The Cámara de Exportadores de Costa Rica said Tuesday that its members were pleased. The deal commits the government to spent some $70 million to improve the public docks at Moín. The dock workers union went on strike to protest plans for a concession that would let a Dutch firm build a competing $1 billion container-handling facility.
Television reports, however, were critical and noted that the deal cost the government 3.5 million colons for every hour of negotiations with union representatives Monday night. A television report said that the dock workers union was a big winner at the expense of the central government.
The Dutch firm, APM Terminals, has not been heard from yet.
The export chamber said that the $70 million would go for buying new equipment for general cargo and expanding dock space. Everyone agrees that the docks are some of the most inefficient in the world.
The chamber also lamented the violence that had been visited on the area Thursday and Friday night before more police were sent in.
According to some reports, the central government also agreed not to deduct for days they were on strike from the workers’ pay. That is not in the agreement that both sides signed at Casa Presidencial late Monday, but it is a typical demand during negotiations over strikes.
Casa Presidencial posted the accord to its Web page without comment.
There has not been a lot of comment from other organization because the one-page agreement is not very specific.

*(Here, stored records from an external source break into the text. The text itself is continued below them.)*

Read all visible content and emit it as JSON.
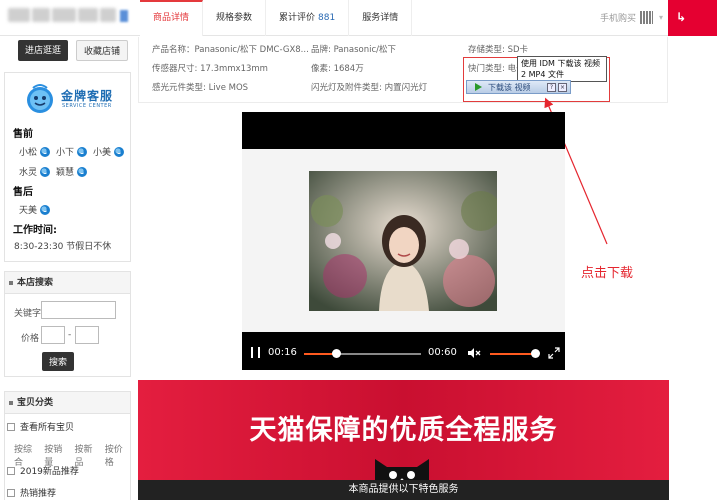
{
  "header": {
    "tabs": [
      {
        "label": "商品详情",
        "active": true
      },
      {
        "label": "规格参数"
      },
      {
        "label": "累计评价",
        "count": "881"
      },
      {
        "label": "服务详情"
      }
    ],
    "mobile_buy": "手机购买"
  },
  "sidebar": {
    "btn_enter_shop": "进店逛逛",
    "btn_favorite": "收藏店铺",
    "service": {
      "logo_title": "金牌客服",
      "logo_sub": "SERVICE CENTER",
      "presale_title": "售前",
      "presale_staff": [
        "小松",
        "小下",
        "小美",
        "水灵",
        "颖慧"
      ],
      "aftersale_title": "售后",
      "aftersale_staff": [
        "天美"
      ],
      "hours_title": "工作时间:",
      "hours": "8:30-23:30 节假日不休"
    },
    "search": {
      "title": "本店搜索",
      "keyword_label": "关键字",
      "price_label": "价格",
      "price_sep": "-",
      "button": "搜索"
    },
    "categories": {
      "title": "宝贝分类",
      "items": [
        "查看所有宝贝",
        "2019新品推荐",
        "热销推荐"
      ],
      "sort_links": [
        "按综合",
        "按销量",
        "按新品",
        "按价格"
      ]
    }
  },
  "attributes": [
    "产品名称：Panasonic/松下 DMC-GX8...",
    "品牌: Panasonic/松下",
    "存储类型: SD卡",
    "传感器尺寸: 17.3mmx13mm",
    "像素: 1684万",
    "快门类型: 电子...",
    "感光元件类型: Live MOS",
    "闪光灯及附件类型: 内置闪光灯"
  ],
  "idm": {
    "tooltip_line1": "使用 IDM 下载该 视频",
    "tooltip_line2": "2 MP4 文件",
    "bar_label": "下载该 视频",
    "help": "?",
    "close": "×"
  },
  "annotation": {
    "click_label": "点击下载",
    "color": "#e5262f"
  },
  "player": {
    "current_time": "00:16",
    "duration": "00:60",
    "progress_fraction": 0.27,
    "accent_color": "#ff5a1f"
  },
  "banner": {
    "title": "天猫保障的优质全程服务",
    "footer": "本商品提供以下特色服务"
  }
}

The previous Óscar Arias Sánchez administration tried without success to get rid of the testy union. There was an offer of substantial payments based on years of service. The union leadership rejected the offer that may have meant $100,000 or more for some long-time workers. A rebellion with support from the central government ousted the union leadership and installed persons in favor of the government offer. But a series of legal cases put back the anti-deal union executives.